October 24, 2019
Will the Bundestag stop Merkel's 5G unilateralism?
We noted a couple of editorials in German newspapers over the last few days calling on the Bundestag to resist Angela Merkel's decision to override security concerns over Huawei's 5G bid. The most important, in Handelsblatt, is co-authored by Norbert Rottgen, the CDU chairman of the Bundestag's foreign affairs committee. We do not want to overestimate his personal influence, but we think the power of the arguments should not be underestimated.
The reason Merkel took the decision was pressure from traditional companies like VW that are doing business in China and that fear reprisals. Rottgen and coauthors point out that the security catalogue of the German government does not appreciate the strategic importance of the 5G network. 5G will emerge as the digital nerve centre of the economy - the infrastructure needed for electric cars, for example.
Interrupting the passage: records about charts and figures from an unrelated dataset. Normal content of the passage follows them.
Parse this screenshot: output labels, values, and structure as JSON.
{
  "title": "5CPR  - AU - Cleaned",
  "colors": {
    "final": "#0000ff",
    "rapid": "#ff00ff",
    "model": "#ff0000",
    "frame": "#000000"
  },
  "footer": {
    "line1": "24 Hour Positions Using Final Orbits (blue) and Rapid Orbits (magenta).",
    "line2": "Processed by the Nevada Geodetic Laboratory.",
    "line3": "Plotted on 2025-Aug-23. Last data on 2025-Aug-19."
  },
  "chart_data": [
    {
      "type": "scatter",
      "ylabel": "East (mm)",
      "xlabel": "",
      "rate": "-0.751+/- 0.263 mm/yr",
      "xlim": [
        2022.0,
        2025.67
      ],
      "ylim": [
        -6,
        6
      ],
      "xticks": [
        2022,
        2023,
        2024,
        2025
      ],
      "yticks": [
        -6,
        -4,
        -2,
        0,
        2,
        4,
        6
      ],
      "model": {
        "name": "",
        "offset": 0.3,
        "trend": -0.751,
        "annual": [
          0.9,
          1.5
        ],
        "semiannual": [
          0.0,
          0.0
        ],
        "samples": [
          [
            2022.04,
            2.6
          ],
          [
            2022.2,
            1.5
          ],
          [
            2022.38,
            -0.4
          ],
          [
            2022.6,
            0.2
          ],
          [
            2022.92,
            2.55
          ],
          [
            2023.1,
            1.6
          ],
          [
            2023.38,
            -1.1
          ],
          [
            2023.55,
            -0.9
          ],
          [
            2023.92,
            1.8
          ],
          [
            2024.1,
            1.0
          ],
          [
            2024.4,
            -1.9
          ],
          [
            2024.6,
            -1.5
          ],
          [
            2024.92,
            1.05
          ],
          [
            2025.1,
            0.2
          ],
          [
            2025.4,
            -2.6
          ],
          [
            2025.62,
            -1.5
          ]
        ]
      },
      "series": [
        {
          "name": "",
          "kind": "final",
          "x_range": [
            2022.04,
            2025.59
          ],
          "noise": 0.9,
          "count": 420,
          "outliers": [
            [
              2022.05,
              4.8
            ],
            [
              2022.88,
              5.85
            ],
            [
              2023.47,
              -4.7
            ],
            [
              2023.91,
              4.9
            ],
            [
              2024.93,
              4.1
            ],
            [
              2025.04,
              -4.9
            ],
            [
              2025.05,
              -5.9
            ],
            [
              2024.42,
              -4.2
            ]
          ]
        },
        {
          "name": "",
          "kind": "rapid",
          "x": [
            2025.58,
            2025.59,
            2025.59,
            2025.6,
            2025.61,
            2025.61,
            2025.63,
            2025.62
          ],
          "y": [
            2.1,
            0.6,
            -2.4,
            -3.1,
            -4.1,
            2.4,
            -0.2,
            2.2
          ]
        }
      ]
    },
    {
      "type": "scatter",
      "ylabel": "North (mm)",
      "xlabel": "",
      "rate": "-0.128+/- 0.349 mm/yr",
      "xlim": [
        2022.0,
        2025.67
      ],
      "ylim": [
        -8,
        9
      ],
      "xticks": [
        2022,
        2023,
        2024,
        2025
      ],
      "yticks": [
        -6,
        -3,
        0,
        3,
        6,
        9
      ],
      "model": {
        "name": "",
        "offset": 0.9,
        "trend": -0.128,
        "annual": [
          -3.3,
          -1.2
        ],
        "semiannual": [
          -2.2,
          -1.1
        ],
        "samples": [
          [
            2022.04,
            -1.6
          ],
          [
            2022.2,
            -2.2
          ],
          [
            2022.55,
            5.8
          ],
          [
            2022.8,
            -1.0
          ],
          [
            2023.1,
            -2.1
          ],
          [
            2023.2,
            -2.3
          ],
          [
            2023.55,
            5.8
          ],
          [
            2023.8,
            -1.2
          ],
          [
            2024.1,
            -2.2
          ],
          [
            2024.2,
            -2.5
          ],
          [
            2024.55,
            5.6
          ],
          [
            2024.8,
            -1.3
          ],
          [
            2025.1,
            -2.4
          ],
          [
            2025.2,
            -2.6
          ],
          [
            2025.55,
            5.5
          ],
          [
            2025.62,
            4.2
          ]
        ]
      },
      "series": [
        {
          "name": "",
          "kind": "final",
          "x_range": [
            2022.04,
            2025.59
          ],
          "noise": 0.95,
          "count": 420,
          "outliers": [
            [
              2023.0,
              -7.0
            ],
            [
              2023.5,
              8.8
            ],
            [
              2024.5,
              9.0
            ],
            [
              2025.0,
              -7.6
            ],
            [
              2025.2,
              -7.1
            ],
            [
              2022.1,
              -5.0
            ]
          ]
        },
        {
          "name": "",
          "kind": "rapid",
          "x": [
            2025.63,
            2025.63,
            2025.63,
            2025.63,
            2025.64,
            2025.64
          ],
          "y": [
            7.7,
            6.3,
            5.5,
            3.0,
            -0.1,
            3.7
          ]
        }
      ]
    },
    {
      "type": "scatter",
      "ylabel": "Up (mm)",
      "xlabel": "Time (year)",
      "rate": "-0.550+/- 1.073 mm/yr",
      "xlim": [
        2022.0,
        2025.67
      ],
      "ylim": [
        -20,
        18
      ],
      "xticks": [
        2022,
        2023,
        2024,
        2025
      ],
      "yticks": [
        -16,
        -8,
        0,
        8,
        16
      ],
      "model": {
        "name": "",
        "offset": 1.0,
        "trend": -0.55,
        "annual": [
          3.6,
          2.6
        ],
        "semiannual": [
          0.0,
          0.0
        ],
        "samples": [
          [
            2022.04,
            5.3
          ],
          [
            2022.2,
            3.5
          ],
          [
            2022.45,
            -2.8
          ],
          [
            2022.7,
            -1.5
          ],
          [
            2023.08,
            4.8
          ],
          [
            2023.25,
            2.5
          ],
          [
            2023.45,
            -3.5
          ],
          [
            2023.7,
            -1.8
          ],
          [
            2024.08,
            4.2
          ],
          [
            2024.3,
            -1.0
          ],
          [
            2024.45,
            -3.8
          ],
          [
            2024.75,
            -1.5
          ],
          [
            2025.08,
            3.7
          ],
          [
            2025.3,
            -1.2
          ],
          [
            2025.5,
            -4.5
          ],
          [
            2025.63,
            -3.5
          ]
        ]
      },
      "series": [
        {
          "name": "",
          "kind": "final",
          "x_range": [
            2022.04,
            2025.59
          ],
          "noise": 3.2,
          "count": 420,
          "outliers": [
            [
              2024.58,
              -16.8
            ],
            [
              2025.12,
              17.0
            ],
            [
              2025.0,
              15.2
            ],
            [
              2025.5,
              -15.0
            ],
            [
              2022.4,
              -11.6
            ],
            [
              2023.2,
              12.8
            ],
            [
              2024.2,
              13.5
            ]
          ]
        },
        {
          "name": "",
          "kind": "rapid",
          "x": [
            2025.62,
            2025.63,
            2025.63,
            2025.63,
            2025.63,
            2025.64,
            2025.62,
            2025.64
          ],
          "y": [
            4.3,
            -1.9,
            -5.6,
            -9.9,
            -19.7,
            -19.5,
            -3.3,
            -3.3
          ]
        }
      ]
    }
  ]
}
Under Chinese law, Huawei is legally required to co-operate with the Communist Party. It is insufficient for the German government to rely on promises made by Huawei. In order to guarantee supplies, Germany must reduce its current dependence on a single supplier. What Germany and the EU should be doing instead is strengthening the position of the two European suppliers - Ericsson and Nokia - which might otherwise not be able to compete at all. The authors argue that the decision is so far-reaching that it should be made by the Bundestag, not by Merkel.
Writing in FAZ, two authors from foreign policy think-tanks arrive at an even starker conclusion. They argue that, in the case of a geopolitical conflict with China, Huawei can be expected to act in the Chinese national interest. Merkel has thus damaged Germany security interests, and ultimately weakened its economy and its diplomacy. What is particularly galling about the decision is that the EU has two of the world's three 5G suppliers.
Wolfgang Munchau writes: what we are seeing here is yet another consequence of an export-oriented economic model. Export surpluses create dependencies. Its dependence on surpluses is the main reason why Germany has no tradition of strategic foreign policy thinking because strategies would sometimes over-ride short-term commercial interests. An EU-level technology and security strategy would clearly harm some exporters. If you want to fix the lack of a strategy, this is where you need to start: reduce the surpluses.